MJJY was launched on the occasion of the International Day of the World’s Indigenous Peoples. It is the only programme in India that complements the efforts for forest-based livelihoods by promoting individual and collective action including environmental conservation and preservation. Explaining the initiative, ST & SC Development, Minorities and Backward Classes Welfare Department Commissioner-cum-Secretary Roopa Roshan Sahoo said “MJJY aims to serve multiple objectives of safeguarding the traditional knowledge, ensuring saturation of individual and community forest rights, preserving biodiversity of forests, sustaining livelihoods through a robust forest economy, conversion of un-surveyed /forest villages and, more importantly, taking measures to reduce climate change. This scheme is significant as Odisha is home to 62 Scheduled Tribes that include 13 Particularly Vulnerable Tribal Groups.”
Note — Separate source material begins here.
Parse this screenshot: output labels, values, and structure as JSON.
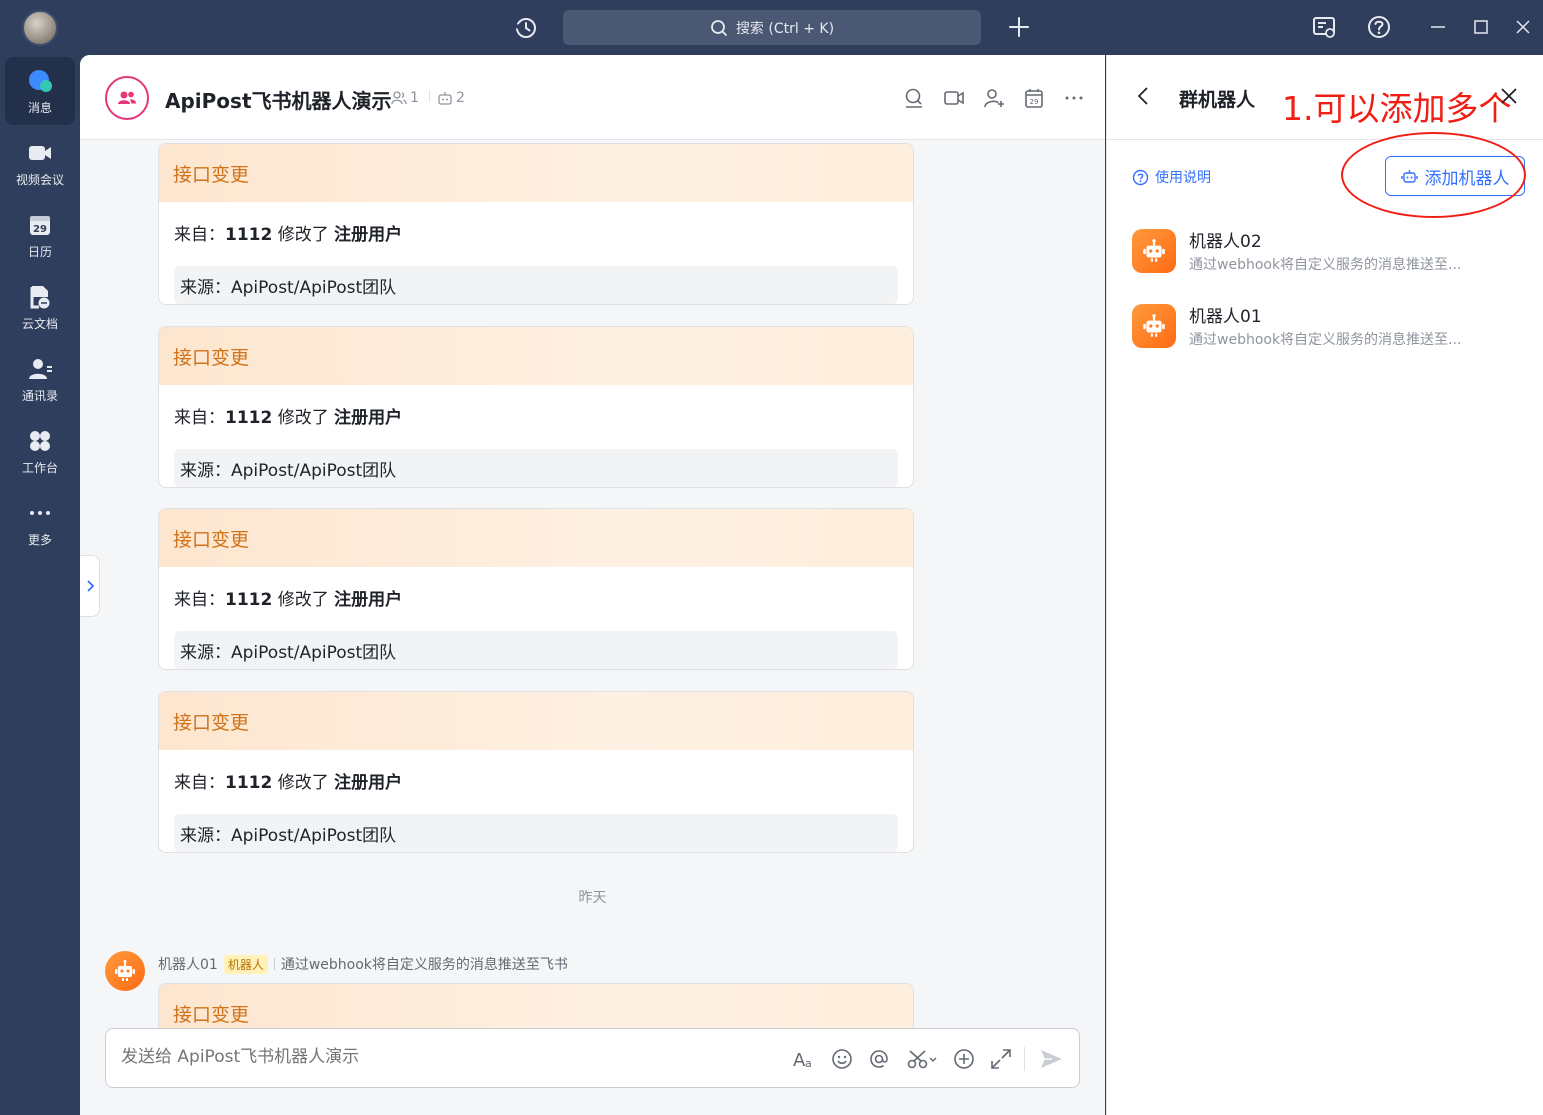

While launching the scheme, the chief minister pledged to extend recognition of community rights and community forest resources rights to nearly 32000 villages covering a potential forest area of 35,000 sq km. With this programme, Odisha has shown the way in climate adaptation and mitigation measures by securing the collective entitlements of indigenous peoples and communities to lands, territories and resources.
It is important to understand that land titling for indigenous peoples is not an end in itself, but part of an ongoing process of building sovereignty, security and sustainable resource management and livelihoods as well as dealing with climate crisis. When community lands are effectively protected, progress can be made towards achieving numerous SDGs (sustainable development goals) along with climate objectives. Research also demonstrates the benefits – for people and forests – of secure land and resource rights.
(The writer is a senior consultant to the Poverty and Human Development Monitoring Agency, Government of Odisha. PHDMA, established in 2005, has been working consistently as a monitoring and evaluation organisation dedicated to tracking poverty and human development indicators and assessing the impact of welfare schemes. In recent years, the focus has shifted to collecting human interest stories and people’s lived realities as oral narratives to gauge their socio-economic growth. Sandip Kumar Bal, a content and communications person who has been associated with PHDMA, helped with the story.)